Can you imagine the future of bathrooms (as spaces)? In some years, you might find yourself taking a bath whilst watching relaxing images projected on the walls. Perhaps, listening to music in an environment filled with certain scents to create different emotional states during the shower. This is exactly the imagined scenario of Sanctuary, one of the finalist projects of Jumpthegap® 2017, by Bodin Hon and Dilara Kan, that presented a multi-sensorial interactive shower – a kind of design-fiction bathroom where the user could enjoy a fully immersive experience. But what are the new proposals of this year’s edition? We went to Moscow to find that out.
Once again, Jumpthegap® challenges both professionals and students to set their imagination free and break the boundaries. But what is it exactly about? Promoted by the bathroom-savvy company Roca, and in collaboration with BCD Barcelona Design Centre, the biennial design contest aims to find people from every corner of the world working on conceptual, sustainable and innovative solutions for the bathrooms of the future. On the 10th of October, the Museum of Architecture Schuseu State Moscow (Russia) was the place where this edition’s presentation took place, and we were there to see a glimpse of the future.

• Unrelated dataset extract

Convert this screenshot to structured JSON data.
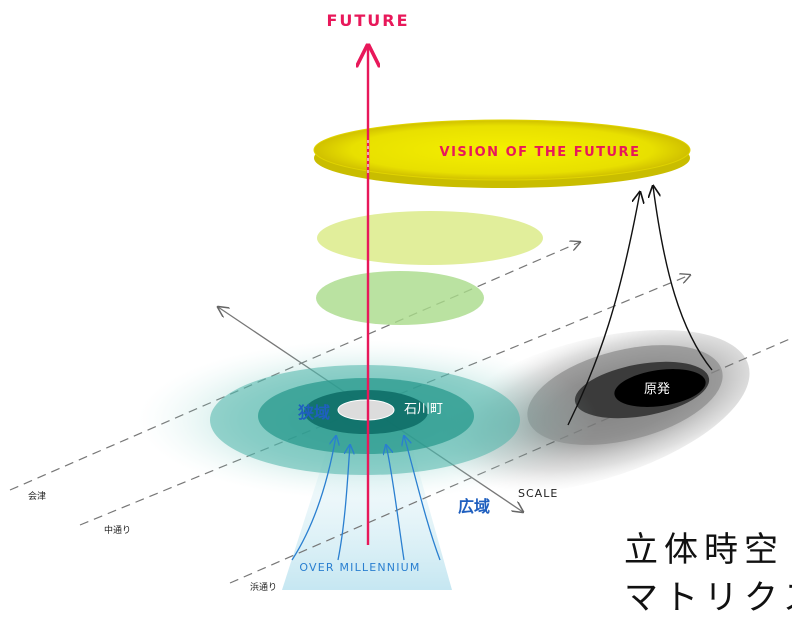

A historical and inspiring scenario in the heart of the Russian capital marked the official start of the enrolment period (which lasts until March 27) through different activities, like the itinerant exhibition Next Bath Experience, which showcased an imagined future where products, innovation, personal experiences and technology merged in a multi-screen installation to express how technical and economic feasibility should not be a pressure for the participants, but a challenge: “We’d like to promote talent and to create innovative design solutions for the bathroom space”, remarked Núria Vall-Llovera, curator of the contest.

So far, the competition has celebrated seven editions, with more than twenty thousand participants from one hundred and thirty-four countries, which consolidates it as a great initiative to support and promote the projects of architects, interior architects, industrial designers, interior designers, building engineers or any other related professionals (forty years or younger), with different categories and prizes.

During the event, Xavi Torras, director of the We Are Water Foundation, and Boris Voskoboynikov, head and chief architect of the studio Vox Architects and prize-winner of Russian and international competitions, participated in a Jumpthegap® talk where the architect explained to us his vision about “the dream of creating designs to make people happy”, inviting us to think that everything is possible.

Torras, on the other hand, explained us how sustainability, accessibility, adaptability and eco-friendly systems can minimize the user’s consumption and provoke a positive reaction on him/her. He also told us about We Are Water Foundation’s responsibility to invest in professionals for the future and how design can change people’s lives.

We also had a chance to talk to other guests like Natalia Sidorova, founder of the Dnk-Ag architectural group, who considered this initiative a really good opportunity since “ideas have no frame and young architects and designers can get great visibility and boost their careers”. Which is precisely what happened to Mohammadreza Shahmohammadi, the winner of last year’s edition in the Sustainability category. He achieved so with Panacea, a bath manufactured in an elastic material that allows its moulding to obtain the required shape and size so it can be adapted to any space and can store less amount of water, with a locking system to avoid the drowning of children when it is not in use.

It was Roca’s 100-anniversary celebration that reminded me to extend my vision beyond the product itself and focus on a way in which the object could exist. Dividing the product's shape into an active and innovative mode offers lots of solutions for today’s issues. It can help evolve the spatial features of objects to that future in which expansion and condensation make a type of frame for the bathtub, which reshapes properly [according to the space]. The concept of Panacea tries to show the benefits of an elastic, articulated base as a loom to represent any bathtub, not just another”, told us Mohammadreza.

And how to stand out from hundreds of proposals? In this edition, the president of the jury is the acclaimed Brazilian architect Ruy Ohtake. Other members of the jury are prestigious professionals from different countries like Emilio Cabrero (Mexico), director of the Mexico City World Design Capital 2018 and the Design Week in Mexico; Murat Tabanlıoğlu (Turkey), founder of Tabanlıoğlu Architects, professor, lecturer and curator; Dorota Koziara (Poland) designer, artist and curator or Boris Voskoboynikov (Russia), among other relevant profiles. Ready? Steady? Design!
Registration on jumpthegap.net is now open until March 27 2019, and participants can deliver their projects until April 25, 2019.